Expected to be introduced in the upcoming Linux 6.19 kernel cycle is the ASUS Armoury “asus-armoury” driver for enhancing support for the ASUS ROG Ally gaming handhelds and other ASUS enthusiast/gaming devices under Linux.
The ASUS Armoury driver was born out of the existing ASUS WMI driver but overhauling it with a clean and more well defined API. The ASUS Armoury driver provides new BIOS attributes using the fw_attributes_class while deprecating all the existing attributes from the ASUS-WMI driver with plans to then remove them in the next Linux LTS kernel version.

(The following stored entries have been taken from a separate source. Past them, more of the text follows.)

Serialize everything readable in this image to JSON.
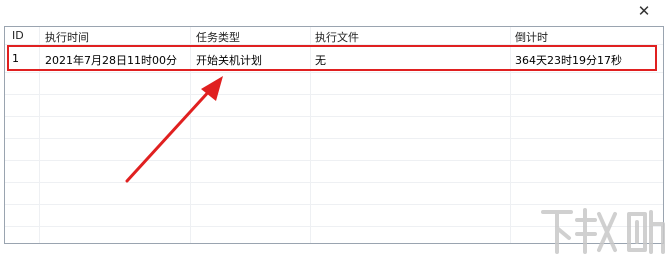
{
  "window": {
    "close_icon": "close-icon"
  },
  "table": {
    "columns": [
      "ID",
      "执行时间",
      "任务类型",
      "执行文件",
      "倒计时"
    ],
    "rows": [
      {
        "id": "1",
        "time": "2021年7月28日11时00分",
        "type": "开始关机计划",
        "file": "无",
        "countdown": "364天23时19分17秒"
      }
    ]
  },
  "annotation": {
    "color": "#e02020"
  },
  "watermark": {
    "text": "下载吧"
  }
}
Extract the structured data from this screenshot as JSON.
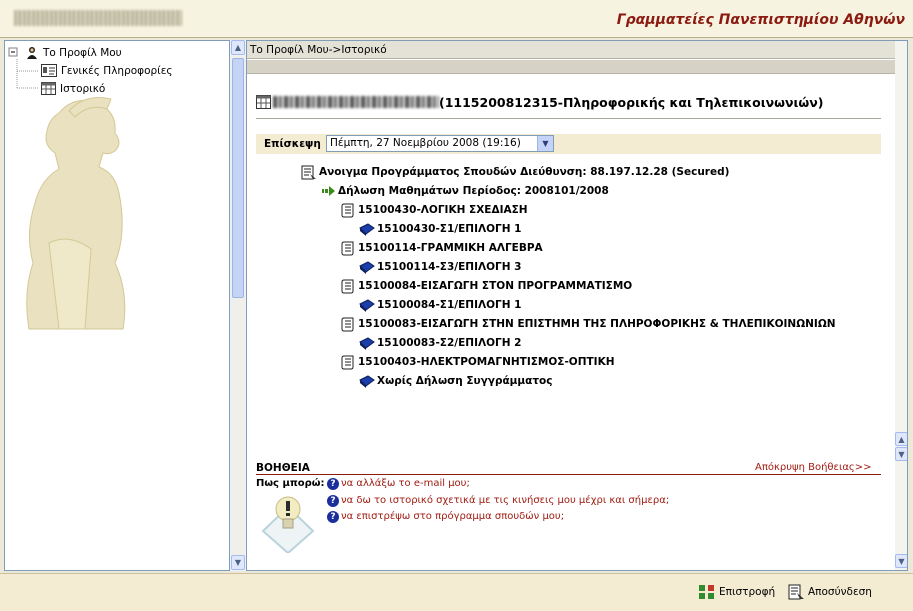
{
  "header": {
    "user_name_blurred": "ΣΠΑΝΑΚΗΣ Α. ΠΑΠΑΚΗ",
    "app_title": "Γραμματείες Πανεπιστημίου Αθηνών"
  },
  "sidebar": {
    "root": "Το Προφίλ Μου",
    "items": [
      {
        "label": "Γενικές Πληροφορίες",
        "icon": "id-card-icon"
      },
      {
        "label": "Ιστορικό",
        "icon": "calendar-icon"
      }
    ]
  },
  "main": {
    "breadcrumb": "Το Προφίλ Μου->Ιστορικό",
    "student_id_text": "(1115200812315-Πληροφορικής και Τηλεπικοινωνιών)",
    "visit_label": "Επίσκεψη",
    "visit_value": "Πέμπτη, 27 Νοεμβρίου 2008 (19:16)",
    "tree": [
      {
        "text": "Ανοιγμα Προγράμματος Σπουδών Διεύθυνση: 88.197.12.28 (Secured)",
        "icon": "document-icon",
        "level": 0
      },
      {
        "text": "Δήλωση Μαθημάτων Περίοδος: 2008101/2008",
        "icon": "green-arrow-icon",
        "level": 1
      },
      {
        "text": "15100430-ΛΟΓΙΚΗ ΣΧΕΔΙΑΣΗ",
        "icon": "scroll-icon",
        "level": 2
      },
      {
        "text": "15100430-Σ1/ΕΠΙΛΟΓΗ 1",
        "icon": "book-icon",
        "level": 3
      },
      {
        "text": "15100114-ΓΡΑΜΜΙΚΗ ΑΛΓΕΒΡΑ",
        "icon": "scroll-icon",
        "level": 2
      },
      {
        "text": "15100114-Σ3/ΕΠΙΛΟΓΗ 3",
        "icon": "book-icon",
        "level": 3
      },
      {
        "text": "15100084-ΕΙΣΑΓΩΓΗ ΣΤΟΝ ΠΡΟΓΡΑΜΜΑΤΙΣΜΟ",
        "icon": "scroll-icon",
        "level": 2
      },
      {
        "text": "15100084-Σ1/ΕΠΙΛΟΓΗ 1",
        "icon": "book-icon",
        "level": 3
      },
      {
        "text": "15100083-ΕΙΣΑΓΩΓΗ ΣΤΗΝ ΕΠΙΣΤΗΜΗ ΤΗΣ ΠΛΗΡΟΦΟΡΙΚΗΣ & ΤΗΛΕΠΙΚΟΙΝΩΝΙΩΝ",
        "icon": "scroll-icon",
        "level": 2
      },
      {
        "text": "15100083-Σ2/ΕΠΙΛΟΓΗ 2",
        "icon": "book-icon",
        "level": 3
      },
      {
        "text": "15100403-ΗΛΕΚΤΡΟΜΑΓΝΗΤΙΣΜΟΣ-ΟΠΤΙΚΗ",
        "icon": "scroll-icon",
        "level": 2
      },
      {
        "text": "Χωρίς Δήλωση Συγγράμματος",
        "icon": "book-icon",
        "level": 3
      }
    ]
  },
  "help": {
    "title": "ΒΟΗΘΕΙΑ",
    "hide": "Απόκρυψη Βοήθειας>>",
    "question": "Πως μπορώ:",
    "links": [
      "να αλλάξω το e-mail μου;",
      "να δω το ιστορικό σχετικά με τις κινήσεις μου μέχρι και σήμερα;",
      "να επιστρέψω στο πρόγραμμα σπουδών μου;"
    ]
  },
  "footer": {
    "back": "Επιστροφή",
    "logout": "Αποσύνδεση"
  },
  "colors": {
    "accent_red": "#8b1a10",
    "link_red": "#a11c12",
    "header_bg": "#f7f3e1",
    "bar_bg": "#f3ecd2"
  }
}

I have an ASUS motherboard and armoury is malware haha
Is this sort of thing normal for the Linux kernel? I would never expect this to have a place inside it but rather be some seperate module?
Idk kernel design at all, this seems like bloat?

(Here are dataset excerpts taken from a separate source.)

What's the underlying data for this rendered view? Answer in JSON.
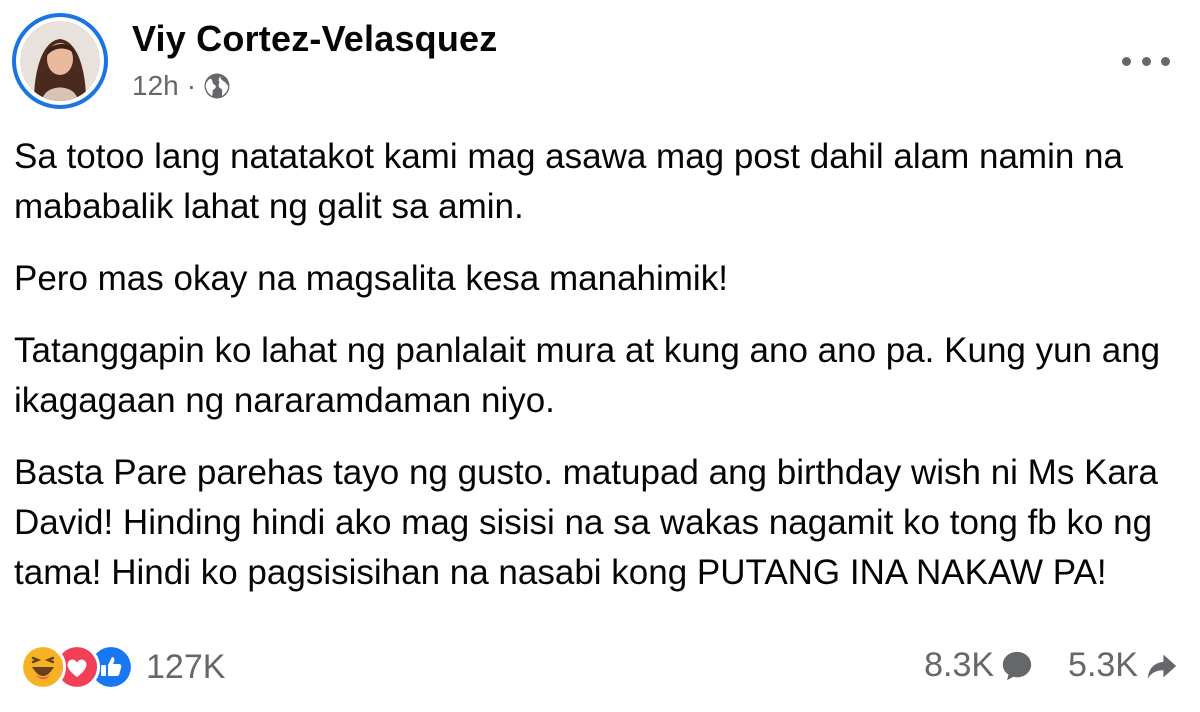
{
  "post": {
    "author": "Viy Cortez-Velasquez",
    "time": "12h",
    "separator": "·",
    "audience_icon": "globe-icon",
    "more_icon": "more-horizontal-icon",
    "paragraphs": [
      "Sa totoo lang natatakot kami mag asawa mag post dahil alam namin na mababalik lahat ng galit sa amin.",
      "Pero mas okay na magsalita kesa manahimik!",
      "Tatanggapin ko lahat ng panlalait mura at kung ano ano pa. Kung yun ang ikagagaan ng nararamdaman niyo.",
      "Basta Pare parehas tayo ng gusto. matupad ang birthday wish ni Ms Kara David! Hinding hindi ako mag sisisi na sa wakas nagamit ko tong fb ko ng tama! Hindi ko pagsisisihan na nasabi kong PUTANG INA NAKAW PA!"
    ]
  },
  "footer": {
    "reaction_icons": [
      "haha-icon",
      "love-icon",
      "like-icon"
    ],
    "reaction_count": "127K",
    "comment_count": "8.3K",
    "share_count": "5.3K"
  },
  "colors": {
    "accent": "#1b74e4",
    "text": "#050505",
    "secondary": "#65676b",
    "haha": "#f7b125",
    "love": "#f33e58",
    "like": "#1877f2"
  }
}
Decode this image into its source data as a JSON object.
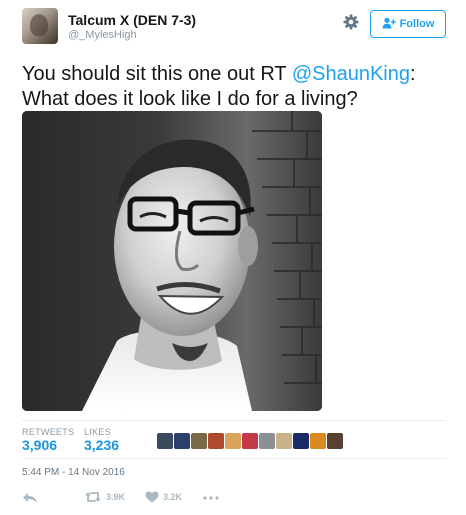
{
  "header": {
    "display_name": "Talcum X (DEN 7-3)",
    "handle": "@_MylesHigh",
    "gear_icon": "gear-icon",
    "follow_label": "Follow",
    "follow_icon": "add-user-icon"
  },
  "tweet": {
    "text_before_mention": "You should sit this one out RT ",
    "mention": "@ShaunKing",
    "text_after_mention": ":",
    "text_line2": "What does it look like I do for a living?"
  },
  "stats": {
    "retweets_label": "RETWEETS",
    "retweets_value": "3,906",
    "likes_label": "LIKES",
    "likes_value": "3,236",
    "liker_avatar_colors": [
      "#3b4a5c",
      "#2d3f6b",
      "#7a6a4a",
      "#b04a2f",
      "#d9a45a",
      "#c23a4a",
      "#8c8f96",
      "#c9b28a",
      "#1a2a66",
      "#d98a20",
      "#5a4030"
    ]
  },
  "timestamp": "5:44 PM - 14 Nov 2016",
  "actions": {
    "reply_icon": "reply-icon",
    "retweet_icon": "retweet-icon",
    "retweet_count": "3.9K",
    "like_icon": "heart-icon",
    "like_count": "3.2K",
    "more_icon": "more-icon"
  },
  "colors": {
    "accent": "#1da1f2",
    "link": "#1b95e0",
    "muted": "#8899a6",
    "divider": "#e6ecf0"
  }
}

It is a module. No need to load it if you don’t have an ASUS.
It’s a driver for the WMI interface, which enables reading and writing various things for the BIOS, such as spl/appt/fppt, some Nvidia GPU settings, etc.
Normally it should be quite small. It’s just exposing an interface to a few simple bits of hardware.
Oh, does this mean my ASUS laptop would be supported better?
That’s cool.
But I remember it being really hard to install and it would break randomly.I assume this is something that will be a flag during compile or something, and only useful for asus hardware, and not something every one will have in all kernels on all hardware?
It will be enabled by a kernel config option, yes.